Il serait prétentieux de faire l’exégèse de cette trilogie, œuvre qui ne peut laisser indifférent, d’autant que l’iconographie burnsienne est aussi riche que déroutante et que son auteur ne fournit pas la fiche explicative de ses puissantes images subliminales, laissant à ses lecteurs le champ totalement libre à leurs propres analyses.

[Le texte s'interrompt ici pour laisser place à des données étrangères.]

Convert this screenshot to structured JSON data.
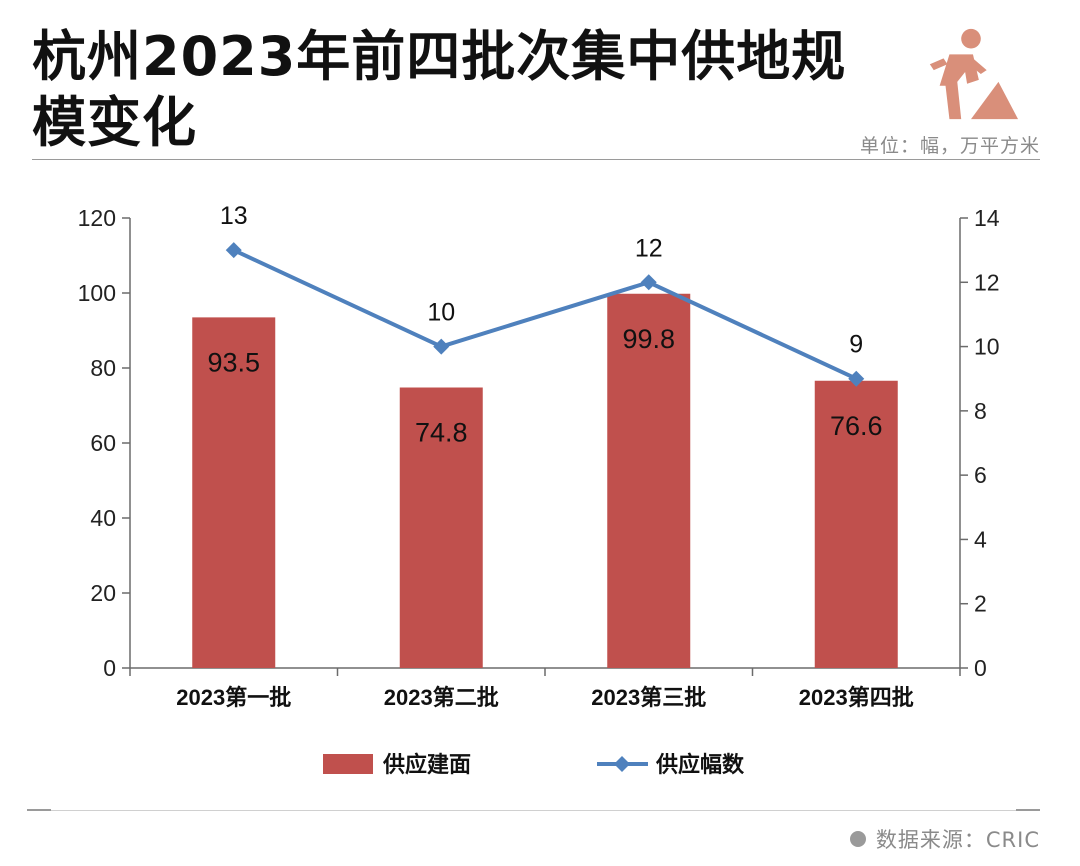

Comme dans Black Hole, Charles Burns ausculte à sa manière l’envers du rêve américain, et par extension du « rêve occidental », avec sa ligne claire scalpellienne dévoilant l’âme de ses personnages, une ligne claire que l’on dirait conçue pour mieux faire avaler la pilule d’une vérité trop âpre, et qui dans la forme évoque plutôt l’univers avenant d’Hergé. Un véritable trompe-l’œil qui ne fait qu’accentuer le trouble. Il suffit de regarder les trois couvertures qui mettent en scène Doug (ou son double tintinesque pour le premier tome), dans une attitude de perplexité, de malaise ou d’angoisse face à ce que se yeux viennent de lui révéler, qui un champignon géant, qui une créature mi-humaine mi-porcine, qui un squelette de fœtus également hybride, et toujours dans des lieux sinistres et mortifères, égouts, souterrains, ruines…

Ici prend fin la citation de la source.